The fantasy writer George RR Marine is without question one of the greatest fiction writers of this era, perhaps one of the greatest writers period. His magnum opus, A Song of Ice and Fire helped revive the fantasy genre with its clever storytelling, compelling characters, and refreshing take on the modern world.

Although the story takes place in the world of Westeros, a nation loosely based on Medieval Europe, George made the series with modern events in mind. Growing up during the turbulent Cold War, he saw the chaotic events unfolding right before his eyes, from the Vietnam War to the Watergate Scandal.

This imbued George with a deep understanding of power and how those who have it wield knowledge he carries into his works. Far from wise kings and chivalrous knights, the characters of A Song of Ice and Fire are written in shades of black and grey. The most compassionate and honorable characters either get corrupted by power or do not survive long because of the world we live in. Good men do not always make good leaders, and bad men do not make bad rulers.

In Geroge’s eyes, a good leader is not solely determined by his character, but by his abilities and will to achieve his goals.

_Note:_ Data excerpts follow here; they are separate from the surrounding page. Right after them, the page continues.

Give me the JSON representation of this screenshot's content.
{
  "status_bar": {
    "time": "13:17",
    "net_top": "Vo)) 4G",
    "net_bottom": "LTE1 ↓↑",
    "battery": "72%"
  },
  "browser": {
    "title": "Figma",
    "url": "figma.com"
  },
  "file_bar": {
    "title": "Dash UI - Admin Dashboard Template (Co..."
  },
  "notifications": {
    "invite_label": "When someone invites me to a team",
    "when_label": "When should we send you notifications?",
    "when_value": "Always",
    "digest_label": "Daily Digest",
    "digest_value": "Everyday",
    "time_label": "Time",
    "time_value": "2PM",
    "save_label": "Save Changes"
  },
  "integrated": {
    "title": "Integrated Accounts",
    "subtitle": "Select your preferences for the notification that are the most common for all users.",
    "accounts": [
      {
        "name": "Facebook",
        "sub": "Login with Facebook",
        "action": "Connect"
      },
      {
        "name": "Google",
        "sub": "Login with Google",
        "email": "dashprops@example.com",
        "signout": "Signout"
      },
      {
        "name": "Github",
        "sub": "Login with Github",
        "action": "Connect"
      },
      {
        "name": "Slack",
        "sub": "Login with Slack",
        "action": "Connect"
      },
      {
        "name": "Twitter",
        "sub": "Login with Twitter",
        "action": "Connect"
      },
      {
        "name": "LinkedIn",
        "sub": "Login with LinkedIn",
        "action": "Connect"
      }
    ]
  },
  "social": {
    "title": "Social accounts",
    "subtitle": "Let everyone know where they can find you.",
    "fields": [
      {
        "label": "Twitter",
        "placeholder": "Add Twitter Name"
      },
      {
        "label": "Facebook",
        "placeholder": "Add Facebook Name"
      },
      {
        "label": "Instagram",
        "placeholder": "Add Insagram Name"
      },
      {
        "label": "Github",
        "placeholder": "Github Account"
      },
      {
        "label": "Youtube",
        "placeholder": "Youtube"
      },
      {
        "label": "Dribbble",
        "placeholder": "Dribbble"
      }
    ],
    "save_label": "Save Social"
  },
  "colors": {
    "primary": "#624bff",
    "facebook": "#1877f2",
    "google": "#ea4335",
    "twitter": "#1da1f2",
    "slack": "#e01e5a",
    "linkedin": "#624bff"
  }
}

He wants to take this thing and use it, yeah. So you know, that kind of stuff has always interested me. But I also want to respond—I’ve read a lot of history about feudal history and Roman history and so forth, about politics in those days. I follow contemporary politics. And you know, what strikes me is that these issues are horrid. And a lot of fantasy makes it seem simple: a good man will be a good king. Well, a good man is not always a good king. And a bad man is not always a bad king. You know, it’s much more complicated than that. It’s you know, I look at in my lifetime, I think probably the best man to serve as President in my lifetime was Jimmy Carter. As a human being, the best human being, but he was not a good President. He was not. General goodness did not automatically make flowers bloom.

And then you look at what I think are bad men, like Richard Nixon. Nixon was a bad President too in some ways, but in other ways, he was a very effective President doing things like opening China and things like that. [Spoilery discussion redacted, about two of his characters who encounter difficulties in ruling.] I wanted to show what decisions they made and the possible consequences of those decisions and how thing worked or how things failed to work. So that sort of stuff has always interested me.